UTF-7 is not backward compatible to US-ASCII, since it escapes some
ASCII characters that have particular uses. In fact, UTF-7 is deprecated
for general use--the need for it has been largely eliminated by fixes
to the email protocols. So this discussion should focus on UTF-8.

...
> But I ask you to think why an
> Anglo-Americanocentric UTF is good while a UTF for all scripts based
> on Latin is so bad and politically incorrect to call for (BTW:
> wouldn't vietnamese be supported by ISO Latin-1 as well?). ...

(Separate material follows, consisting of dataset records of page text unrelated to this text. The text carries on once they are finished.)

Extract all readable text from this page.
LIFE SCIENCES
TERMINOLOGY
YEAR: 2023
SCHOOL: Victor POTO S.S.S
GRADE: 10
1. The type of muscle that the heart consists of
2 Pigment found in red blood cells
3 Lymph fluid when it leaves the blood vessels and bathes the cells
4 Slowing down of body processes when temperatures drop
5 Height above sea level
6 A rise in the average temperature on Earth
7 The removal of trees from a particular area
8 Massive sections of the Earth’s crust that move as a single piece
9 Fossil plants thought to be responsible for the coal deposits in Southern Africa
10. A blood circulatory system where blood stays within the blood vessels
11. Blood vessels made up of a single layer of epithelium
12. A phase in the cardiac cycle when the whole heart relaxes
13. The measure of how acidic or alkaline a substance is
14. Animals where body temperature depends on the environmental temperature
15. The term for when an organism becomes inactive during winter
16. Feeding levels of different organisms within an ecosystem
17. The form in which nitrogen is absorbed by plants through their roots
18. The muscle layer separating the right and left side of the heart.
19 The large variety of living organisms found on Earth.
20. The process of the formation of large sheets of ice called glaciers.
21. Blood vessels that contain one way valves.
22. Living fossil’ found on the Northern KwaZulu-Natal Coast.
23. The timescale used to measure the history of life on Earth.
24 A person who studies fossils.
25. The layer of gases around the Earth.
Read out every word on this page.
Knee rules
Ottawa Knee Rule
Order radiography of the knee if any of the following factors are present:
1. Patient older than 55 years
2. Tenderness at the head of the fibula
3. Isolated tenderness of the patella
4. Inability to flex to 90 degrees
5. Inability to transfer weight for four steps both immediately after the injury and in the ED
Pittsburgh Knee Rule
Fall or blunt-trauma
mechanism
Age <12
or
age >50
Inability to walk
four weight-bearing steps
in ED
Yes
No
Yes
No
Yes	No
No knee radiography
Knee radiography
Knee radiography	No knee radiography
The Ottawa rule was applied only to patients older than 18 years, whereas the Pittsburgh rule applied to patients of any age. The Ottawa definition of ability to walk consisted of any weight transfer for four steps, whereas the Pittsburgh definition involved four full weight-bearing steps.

No, it wouldn't, as John Cowan has already pointed out.

>
> But may I please ask you (especially the US-residents among the
> fighters for political correctness) at least not to interfere with a
> call for a UTF that is as compatible as Unicode is by itself? I think
> that the issue with UTF-7 and UTF-8 is more about broadening the
> narrow Anglo-American view on the world than to narrow the beautiful
> global view of Unicode towards an Euro-centrism.
>

I don't count myself as a "fighter for political correctness" here.
Basically, UTF-8 works for what it is supposed to do: pass Unicode
data through byte-oriented character protocols. The technical arguments
against adding an "adaptive UTF-8" were well-presented by Kevin.
Adding any other "slice-the-bits-differently-to-preserve-Latin-1-UTF"
might be able to side-step some of the technical arguments, but still
would run up against the practical fact that UTF-8 is actually being
implemented fairly widely now, but a new UTF would have a hard row
to hoe to gain enough implementation adherence to actually be of
any use for interoperability.

Implementers of UTF-8 are not, in my opinion, caught in a "narrow
Anglo-American view on the world" because they are working with
an encoding form that treats 0x00..0x7F differently from 0x80..0xFF.